Sir — The political vandalism in Vidyasagar College will remain a dark chapter in the institution’s history. Ishwarchandra’s contribution towards social progress, especially the emancipation of women, is irrefutable. The decision of Sanskrit College to dub the polymath ‘Vidyasagar’ befits his vast knowledge and quest for learning. It is also shameful that after the incident, the vandals boasted about their act by chanting dialogues from a popular Hindi movie.

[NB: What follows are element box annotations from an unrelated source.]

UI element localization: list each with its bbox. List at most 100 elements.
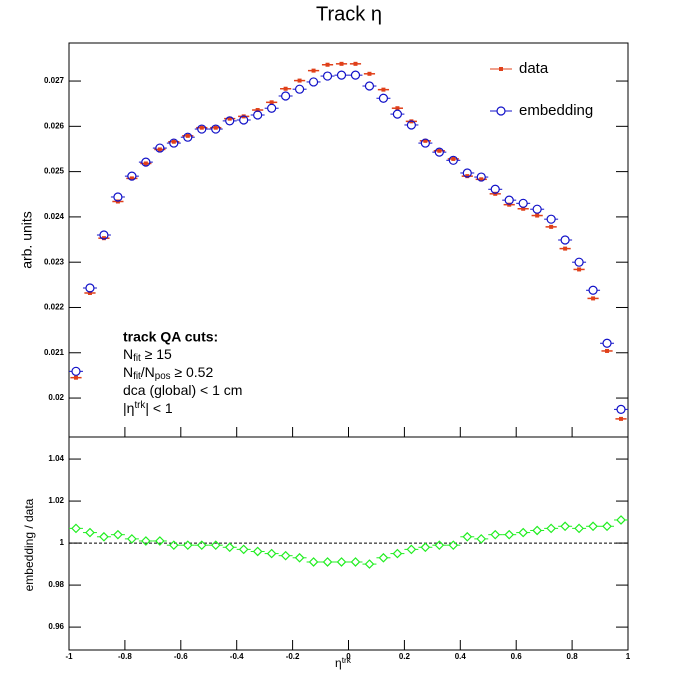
data-point	[266, 548, 277, 559]
data-point	[129, 176, 134, 181]
y-tick-label: 1	[60, 538, 65, 547]
data-point	[490, 184, 500, 194]
data-point	[325, 62, 330, 67]
data-point	[605, 348, 610, 353]
data-point	[113, 529, 123, 540]
text-segment: pos	[155, 371, 171, 382]
data-point	[479, 177, 484, 182]
data-point	[183, 132, 193, 142]
data-point	[308, 77, 319, 87]
data-point	[168, 540, 179, 551]
data-point	[311, 68, 316, 73]
y-tick-label: 0.98	[48, 580, 64, 589]
x-axis-label: ηtrk​	[335, 655, 352, 670]
x-tick-label: -1	[65, 652, 73, 661]
text-segment: fit	[133, 371, 141, 382]
data-point	[546, 214, 556, 224]
data-point	[518, 198, 528, 208]
data-point	[113, 192, 123, 202]
data-point	[294, 552, 305, 563]
text-segment: trk	[342, 655, 352, 665]
data-point	[297, 78, 302, 83]
annotation-line: dca (global) < 1 cm	[123, 382, 242, 398]
data-point	[350, 70, 361, 80]
data-point	[588, 285, 598, 295]
data-point	[549, 224, 554, 229]
data-point	[504, 195, 514, 205]
data-point	[239, 115, 249, 125]
data-point	[546, 523, 556, 534]
data-point	[225, 116, 235, 126]
y-tick-label: 0.027	[44, 76, 65, 85]
y-tick-label: 0.022	[44, 303, 65, 312]
data-point	[532, 204, 542, 214]
data-point	[406, 120, 416, 130]
data-point	[462, 168, 472, 178]
data-point	[199, 125, 204, 130]
data-point	[462, 531, 473, 542]
annotation-line: |ηtrk​| < 1	[123, 400, 173, 416]
data-point	[451, 156, 456, 161]
x-tick-label: -0.8	[118, 652, 132, 661]
data-point	[71, 366, 81, 376]
data-point	[141, 157, 151, 167]
data-point	[141, 536, 151, 546]
text-segment: dca (global) < 1 cm	[123, 382, 242, 398]
x-tick-label: -0.4	[230, 652, 244, 661]
text-segment: η	[335, 656, 342, 670]
data-point	[155, 143, 165, 153]
data-point	[602, 338, 612, 348]
data-point	[364, 81, 375, 91]
data-point	[253, 110, 263, 120]
y-axis-label: embedding / data	[22, 498, 36, 591]
data-point	[353, 61, 358, 66]
data-point	[521, 206, 526, 211]
text-segment: /N	[141, 364, 155, 380]
data-point	[476, 172, 486, 182]
data-point	[616, 515, 626, 525]
annotation-line: Nfit​ ≥ 15	[123, 346, 172, 364]
chart-title: Track η	[316, 3, 382, 25]
data-point	[364, 559, 375, 569]
data-point	[280, 550, 291, 561]
data-point	[448, 155, 458, 165]
data-point	[381, 87, 386, 92]
data-point	[87, 290, 92, 295]
data-point	[73, 375, 78, 380]
y-tick-label: 0.021	[44, 348, 65, 357]
data-point	[182, 540, 193, 551]
annotation-title: track QA cuts:	[123, 329, 218, 345]
x-tick-label: 0.4	[455, 652, 467, 661]
data-point	[99, 230, 109, 240]
data-point	[197, 124, 207, 134]
legend-marker	[499, 67, 503, 71]
data-point	[378, 93, 389, 103]
data-point	[211, 124, 221, 134]
text-segment: fit	[133, 353, 141, 364]
data-point	[406, 544, 417, 555]
text-segment: trk	[134, 400, 145, 411]
data-point	[143, 161, 148, 166]
data-point	[476, 534, 487, 544]
text-segment: | < 1	[145, 400, 173, 416]
y-tick-label: 0.024	[44, 212, 65, 221]
data-point	[127, 534, 137, 544]
data-point	[465, 174, 470, 179]
x-tick-label: 0.8	[567, 652, 579, 661]
data-point	[336, 70, 347, 80]
data-point	[535, 213, 540, 218]
legend-label: data	[519, 60, 549, 77]
y-tick-label: 0.02	[48, 393, 64, 402]
x-tick-label: 0.6	[511, 652, 523, 661]
data-point	[169, 138, 179, 148]
data-point	[227, 116, 232, 121]
data-point	[563, 246, 568, 251]
data-point	[281, 91, 291, 101]
legend-marker	[496, 106, 506, 116]
data-point	[322, 71, 333, 81]
data-point	[577, 267, 582, 272]
text-segment: ≥ 0.52	[171, 364, 214, 380]
data-point	[437, 148, 442, 153]
data-point	[269, 100, 274, 105]
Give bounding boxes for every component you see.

The hooliganism in the name of election campaigning reflects the low regard that the vandals have for our national icons and the example their patrons will set for our future generations.

Oindrila Thakur,


Sir — The vandalism of the statue of Ishwarchandra Vidyasagar is deplorable. It is difficult to believe that the political discourse in Bengal, which has been the birthplace of Rabindranath Tagore, Swami Vivekananda and Raja Ram Mohan Roy, among so many other luminaries, has fallen to such levels. What did the hooligans gain through their act? The desecration of a statue of a national icon, a social reformer and one of the chief architects of the Bengal Renaissance is a blot on India’s culture. Is this not ‘anti-national’? One hopes that these hatemongers realize that history will never be kind to the likes of them.

Sourav Chunder,


Sir — The destruction of the statue of Vidyasagar seems to be a part of the political agenda. It is an attempt to destroy the symbol of our culture. Such acts have previously been seen in other states like Tripura and Tamil Nadu. The aim of the culprits is to break the unity of the people. One is afraid that this will soon be followed by ethnic violence in Bengal. This should be strongly opposed by all.

Smarajit Basu,


Sir — This is the second time in my life that I have witnessed the desecration of a statue of the great philanthropist and key figure of Bengal Renaissance, Ishwarchandra Vidyasagar. The first incident occurred in the early 1970s when some hoodlums vandalized his statue and tried to justify it by citing some kind of political ideology. Now, after almost 50 years, history has repeated itself.

The earlier incident was carried out in the dead of the night, since the police force was a vigilant watchdog in those days. The second incident happened early in the evening right before the eyes of the inactive police. The authorities should initiate a thorough investigation of the crime.

Pulak Bhattacharya,


Sir — Allegations and counter-allegations regarding the vandalism in Vidyasagar College reflect the ethical degradation of the Indian political system. It has reached an all-time low.